La prise d’acte est un mode de rupture créé par les tribunaux. Elle n’est donc pas codifiée. Lors d’une prise d’acte, un salarié en contrat à durée indéterminée prend l’initiative de la rupture de son contrat de travail, en raison de faits qu’il reproche à son employeur.

Le salarié qui prend acte de la rupture de son contrat de travail a donc des griefs contre son employeur suffisamment graves pour envisager la rupture de son contrat de travail sans pour autant souhaiter subir les conséquences d’une démission.

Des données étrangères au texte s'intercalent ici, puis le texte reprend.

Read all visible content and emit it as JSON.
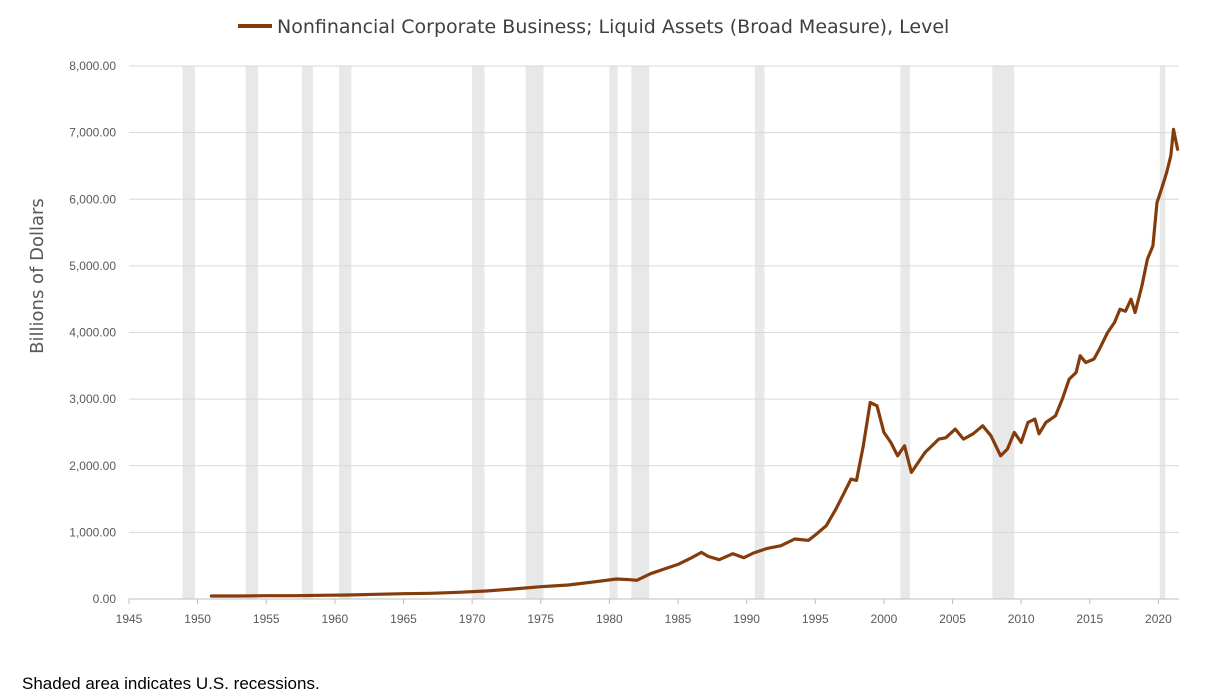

C’est donc une sanction à une faute de l’employeur, au non respect par ce dernier de ses obligations contractuelles.

C’est pourquoi la Cour de cassation exige que le non-respect par l’employeur de ses obligations doit être suffisamment grave pour rendre impossible la poursuite du contrat de travail (cass. soc. 30 mars 2010, n° 08-44.236)

 

Conséquences sur le contrat de travail

La prise d’acte de la rupture par le salarié en raison de faits qu’il reproche à son employeur entraîne la cessation immédiate du contrat de travail. C’est donc un mode de rupture assez brutal et soudain. Le salarié n’est donc pas tenu d’exécuter son préavis même s’il peut décider du contraire.

La prise d’acte entraînant la cessation immédiate du contrat de travail, l’ancienneté dans l’entreprise retenue pour calculer le montant de l’indemnité de licenciement due au salarié est calculée à la date de la rupture, c’est-à-dire celle de la prise d’acte (cass. soc. 28 septembre 2011, n° 09-67.510). Il en est de même pour le calcul des droits à congés payés (cass. soc. 4 avril 2007, n°05-43.406)

 

Contentieux obligatoire

La prise d’acte étant une création prétorienne, ce mode de rupture s’achève nécessairement sur un contentieux prud’homal afin de donner à cette séparation une véritable qualification juridique.

Aussi, si les griefs invoqués par le salarié ne sont pas suffisamment grave, la prise d’acte produit les effets d’une démission  (cass. soc. 21 janvier 2009, n° 07-41.822).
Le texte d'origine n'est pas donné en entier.